The dubious hood was finally superseded by the main British gas mask of World War I, the small box respirator (SBR). Interestingly, the first version was known as the large box respirator (LBR), but it proved to be too bulky, as it needed a box canister to be carried on the back. However, the LBR’s development led to the SBR, which featured a single-piece, close-fitting rubberized mask with eyepieces. The box filter was actually worn around the neck in a canvas carrying bag. The system offered an additional benefit: the SBR could be upgraded as more effective filter technology was introduced. The LBRs were produced in large numbers and were issued to rear-guard troops and artillery personnel. Several million SBRs were produced, and many have survived, making them popular with collectors.
One form of gas was so deadly that no gas mask was truly effective. This was mustard gas, which caused severe damage simply by making contact with the skin. No successful or effective countermeasure was found during the war. The Scottish Highland regiments were especially vulnerable since they were still wearing kilts in the trenches. At various points the troops actually took to wearing women’s tights as a form of protection.
The French first used protective goggles and a filter over the mouth. The results were not particularly effective; the gas could easily penetrate the goggles, causing serious eye irritation. By October 1915, it was reported that some 100 different devices had been tested. Eventually a single solution was found; it would become the M-2 gas mask. This consisted of an all-in-one unit that featured a chemically impregnated pad made up of many layers, along with a built-in eyepiece. The first model was made in only a single size and featured a single panoramic eyepiece made of cellophane. The subsequent second model, also confusingly known as the M-2, incorporated two circular eyepieces that were double-layered, with an outer glass layer along with an inner cellophane layer. Soon after its introduction, a design flaw was discovered with the second model of the M-2. After a half hour of wear, the eyepieces could fog over. The glass layer was eventually removed altogether, making for yet another variation that is encountered today.

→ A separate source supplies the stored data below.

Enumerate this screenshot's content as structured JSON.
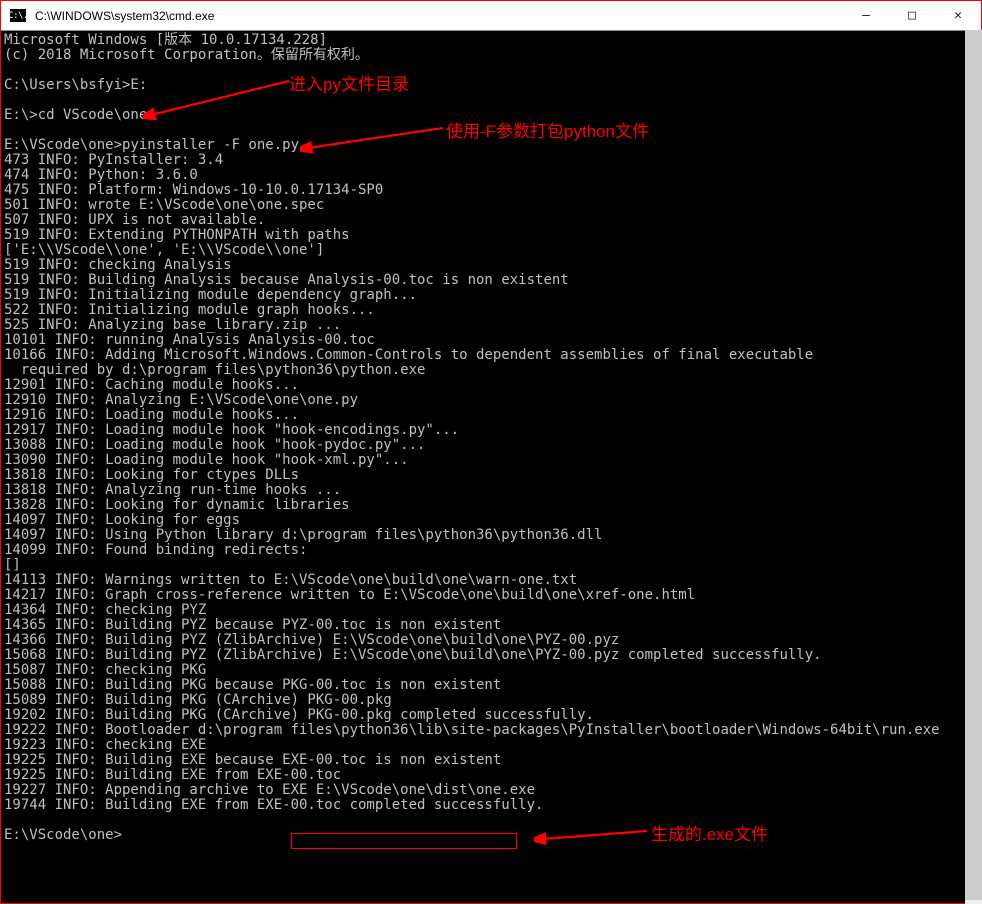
{
  "titlebar": {
    "icon_text": "C:\\.",
    "title": "C:\\WINDOWS\\system32\\cmd.exe"
  },
  "controls": {
    "minimize": "—",
    "maximize": "□",
    "close": "✕"
  },
  "terminal_lines": [
    "Microsoft Windows [版本 10.0.17134.228]",
    "(c) 2018 Microsoft Corporation。保留所有权利。",
    "",
    "C:\\Users\\bsfyi>E:",
    "",
    "E:\\>cd VScode\\one",
    "",
    "E:\\VScode\\one>pyinstaller -F one.py",
    "473 INFO: PyInstaller: 3.4",
    "474 INFO: Python: 3.6.0",
    "475 INFO: Platform: Windows-10-10.0.17134-SP0",
    "501 INFO: wrote E:\\VScode\\one\\one.spec",
    "507 INFO: UPX is not available.",
    "519 INFO: Extending PYTHONPATH with paths",
    "['E:\\\\VScode\\\\one', 'E:\\\\VScode\\\\one']",
    "519 INFO: checking Analysis",
    "519 INFO: Building Analysis because Analysis-00.toc is non existent",
    "519 INFO: Initializing module dependency graph...",
    "522 INFO: Initializing module graph hooks...",
    "525 INFO: Analyzing base_library.zip ...",
    "10101 INFO: running Analysis Analysis-00.toc",
    "10166 INFO: Adding Microsoft.Windows.Common-Controls to dependent assemblies of final executable",
    "  required by d:\\program files\\python36\\python.exe",
    "12901 INFO: Caching module hooks...",
    "12910 INFO: Analyzing E:\\VScode\\one\\one.py",
    "12916 INFO: Loading module hooks...",
    "12917 INFO: Loading module hook \"hook-encodings.py\"...",
    "13088 INFO: Loading module hook \"hook-pydoc.py\"...",
    "13090 INFO: Loading module hook \"hook-xml.py\"...",
    "13818 INFO: Looking for ctypes DLLs",
    "13818 INFO: Analyzing run-time hooks ...",
    "13828 INFO: Looking for dynamic libraries",
    "14097 INFO: Looking for eggs",
    "14097 INFO: Using Python library d:\\program files\\python36\\python36.dll",
    "14099 INFO: Found binding redirects:",
    "[]",
    "14113 INFO: Warnings written to E:\\VScode\\one\\build\\one\\warn-one.txt",
    "14217 INFO: Graph cross-reference written to E:\\VScode\\one\\build\\one\\xref-one.html",
    "14364 INFO: checking PYZ",
    "14365 INFO: Building PYZ because PYZ-00.toc is non existent",
    "14366 INFO: Building PYZ (ZlibArchive) E:\\VScode\\one\\build\\one\\PYZ-00.pyz",
    "15068 INFO: Building PYZ (ZlibArchive) E:\\VScode\\one\\build\\one\\PYZ-00.pyz completed successfully.",
    "15087 INFO: checking PKG",
    "15088 INFO: Building PKG because PKG-00.toc is non existent",
    "15089 INFO: Building PKG (CArchive) PKG-00.pkg",
    "19202 INFO: Building PKG (CArchive) PKG-00.pkg completed successfully.",
    "19222 INFO: Bootloader d:\\program files\\python36\\lib\\site-packages\\PyInstaller\\bootloader\\Windows-64bit\\run.exe",
    "19223 INFO: checking EXE",
    "19225 INFO: Building EXE because EXE-00.toc is non existent",
    "19225 INFO: Building EXE from EXE-00.toc",
    "19227 INFO: Appending archive to EXE E:\\VScode\\one\\dist\\one.exe",
    "19744 INFO: Building EXE from EXE-00.toc completed successfully.",
    "",
    "E:\\VScode\\one>"
  ],
  "annotations": {
    "a1": "进入py文件目录",
    "a2": "使用-F参数打包python文件",
    "a3": "生成的.exe文件"
  }
}
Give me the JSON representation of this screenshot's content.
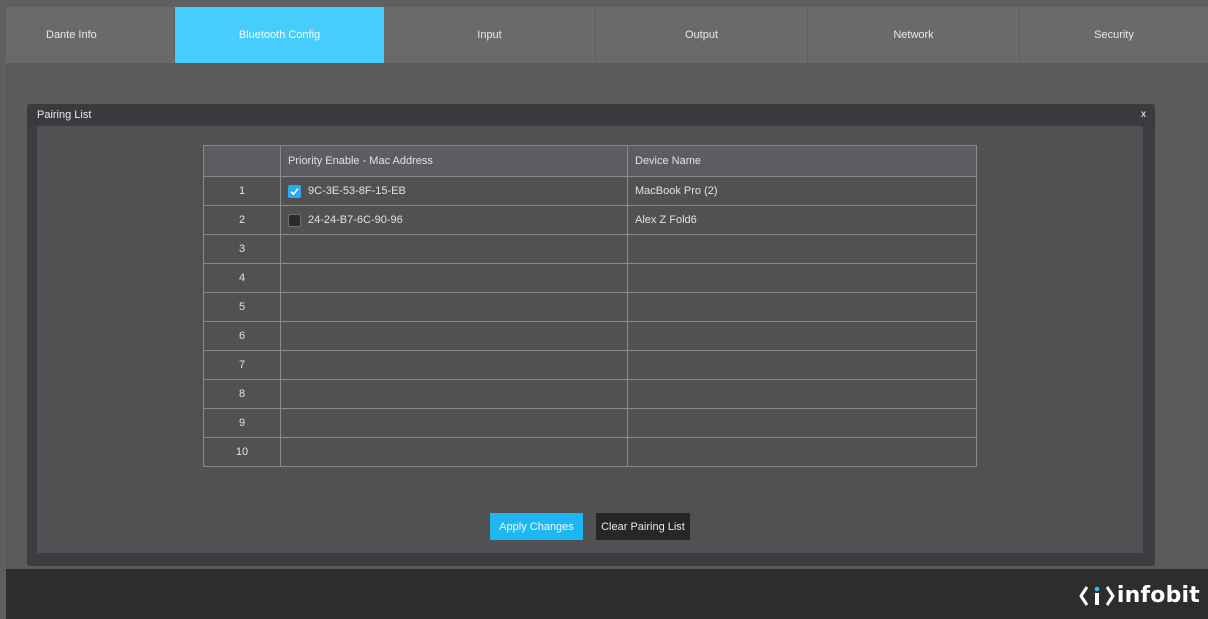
{
  "nav": {
    "tabs": [
      {
        "label": "Dante Info",
        "active": false
      },
      {
        "label": "Bluetooth Config",
        "active": true
      },
      {
        "label": "Input",
        "active": false
      },
      {
        "label": "Output",
        "active": false
      },
      {
        "label": "Network",
        "active": false
      },
      {
        "label": "Security",
        "active": false
      }
    ]
  },
  "modal": {
    "title": "Pairing List",
    "close_label": "x",
    "table": {
      "headers": [
        "",
        "Priority Enable - Mac Address",
        "Device Name"
      ],
      "rows": [
        {
          "index": "1",
          "priority_enabled": true,
          "mac": "9C-3E-53-8F-15-EB",
          "device": "MacBook Pro (2)"
        },
        {
          "index": "2",
          "priority_enabled": false,
          "mac": "24-24-B7-6C-90-96",
          "device": "Alex Z Fold6"
        },
        {
          "index": "3",
          "mac": "",
          "device": ""
        },
        {
          "index": "4",
          "mac": "",
          "device": ""
        },
        {
          "index": "5",
          "mac": "",
          "device": ""
        },
        {
          "index": "6",
          "mac": "",
          "device": ""
        },
        {
          "index": "7",
          "mac": "",
          "device": ""
        },
        {
          "index": "8",
          "mac": "",
          "device": ""
        },
        {
          "index": "9",
          "mac": "",
          "device": ""
        },
        {
          "index": "10",
          "mac": "",
          "device": ""
        }
      ]
    },
    "buttons": {
      "apply": "Apply Changes",
      "clear": "Clear Pairing List"
    }
  },
  "footer": {
    "logo_text": "infobit",
    "logo_icon": "infobit-logo-icon"
  },
  "colors": {
    "accent": "#46cdfc",
    "apply_button": "#1eb7f4",
    "checkbox_on": "#2fa8ec"
  }
}
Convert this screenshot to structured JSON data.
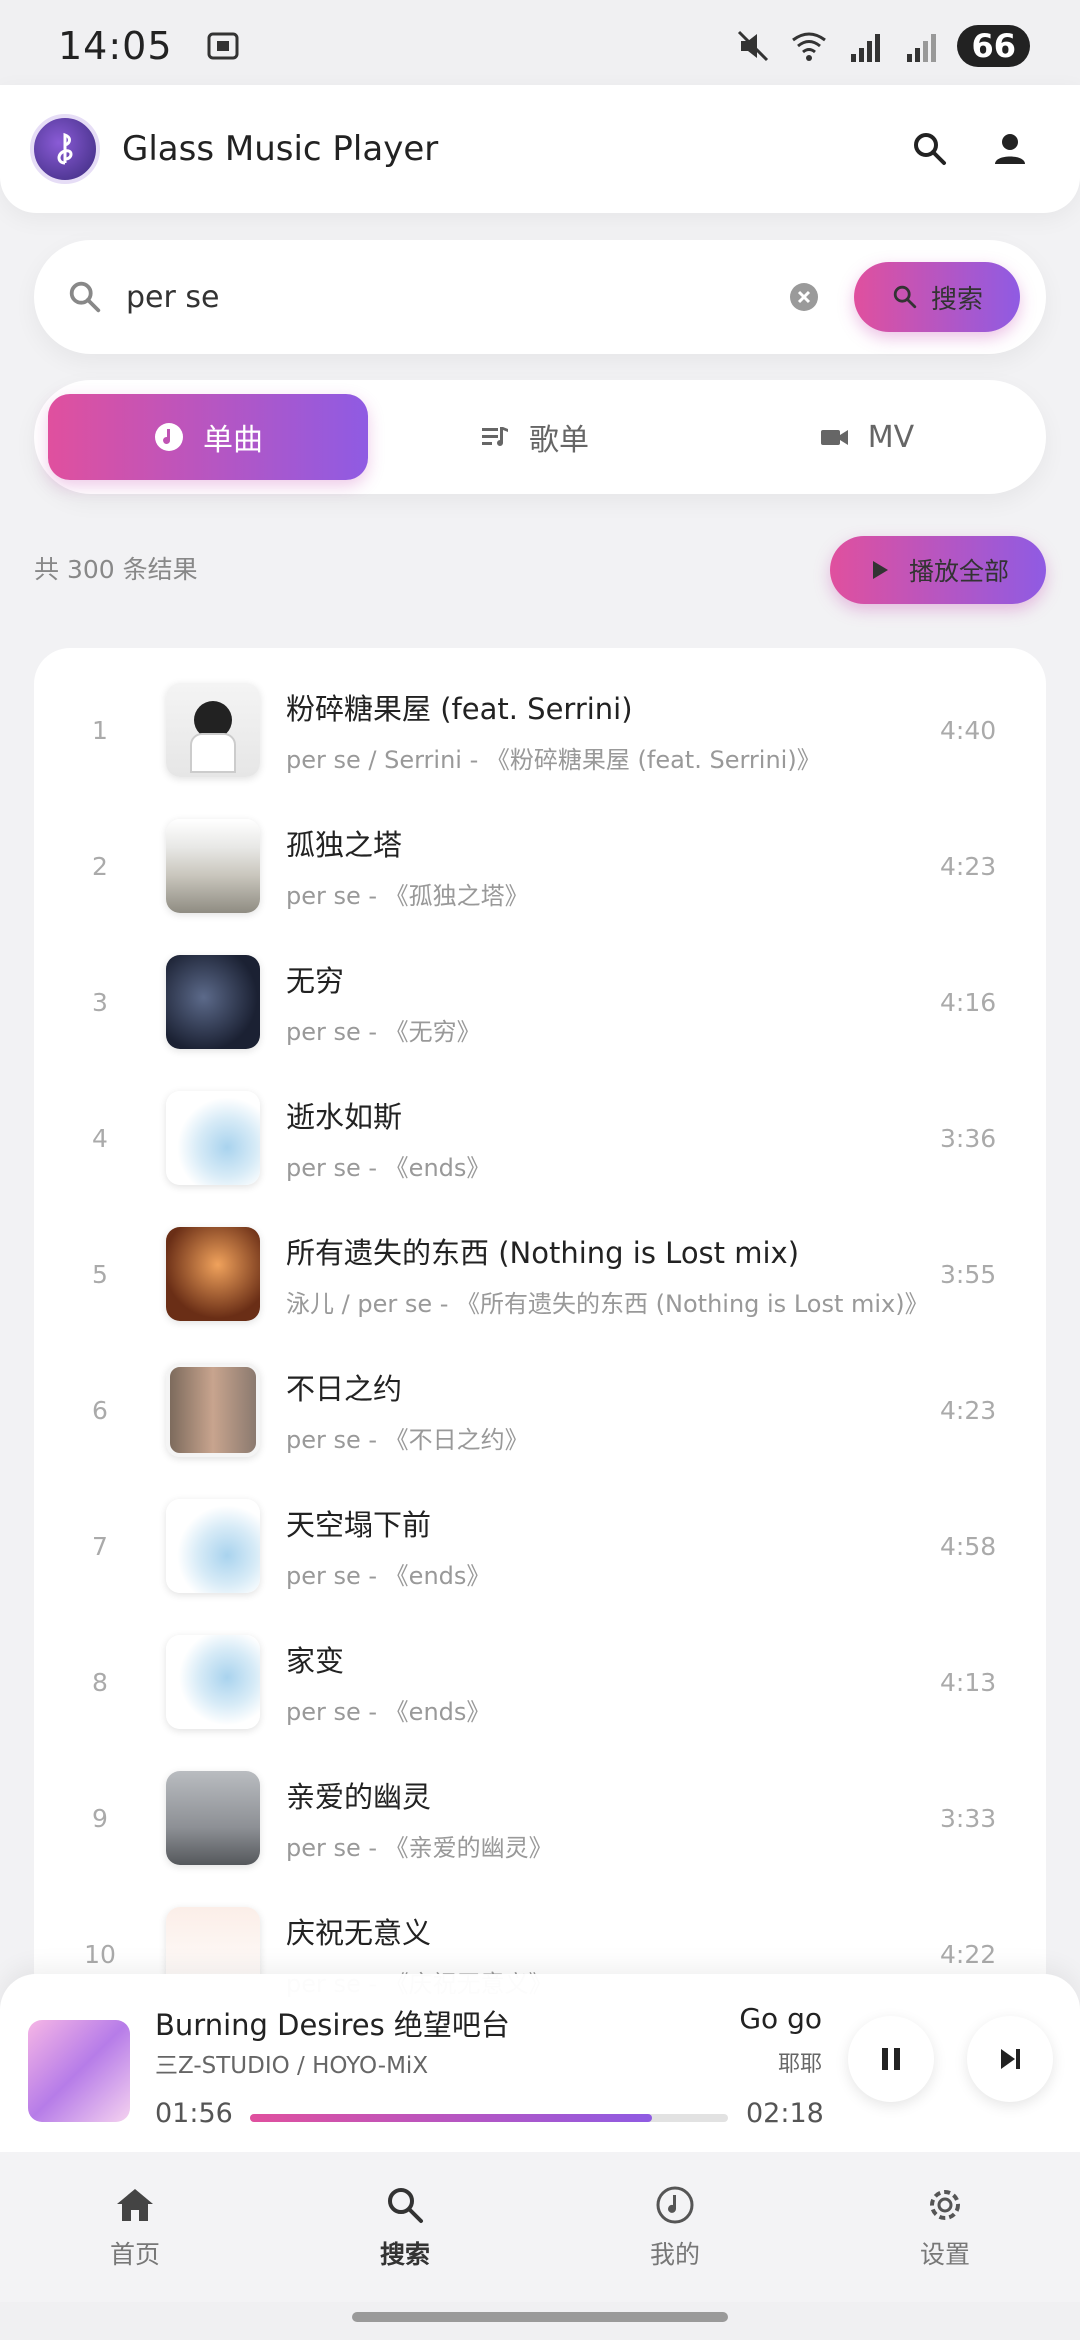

In all, more than 29 million M-2 gas masks were issued and used by French, American, Italian, and Belgian forces. However, the American forces tended to use the M-2 as a backup gas mask while relying on the SBR for primary use. Later in the war, General Order 78 went so far as to forbid the M-2 from use except for those who had head wounds or could not otherwise wear the SBR.
Today, finding an M-2 can be quite a challenge. While produced in large numbers, the materials used and the arduous conditions on the battlefield meant that very few survived. Thus, examples in good condition can range in price from several hundred to several thousand dollars.
Among the rarest masks from World War I is the Italian Polivalente mask, which was similar in design to the French M-2. World War I collector Gus Bryngelson says the mask, which also featured a cloth face cover with lenses, needed to be moistened to work. “You did not need to urinate on it to make it work,” says Bryngelson, “I suppose that it is possible that there could have been examples of soldiers doing so if there was no source of water, but I doubt it as the front lines were always a very wet place.”
The M-2 was not the only French gas mask used during the war. The French actually took a cue from the Germans. By the fall of 1915, the Allies were also using poison gas, and the Germans were quick to adapt with the Lederschutzmaske 1917, which featured a rubberized fabric mask with eyepieces and a separate cylindrical screw-fit filter that could be changed once its filling become ineffective. This mask was produced in three sizes and was initially carried in a cloth bag.
The French essentially copied the German pattern in the ARS 17 mask of 1918, and these remained in service until the end of the war. “The French Army used the ARS 17 mask up to 1935,” explains advanced gas mask collector Boris Plotnikoff, who has collected the items for nearly 45 years. He says the ARS 17 was used extensively in the interwar period and was only replaced by the ANP T 31 in 1935. However, the French produced the ARS 17 right up to the outbreak of the World War II, thus making it possible to find original versions—albeit post-World War I models—in fine condition.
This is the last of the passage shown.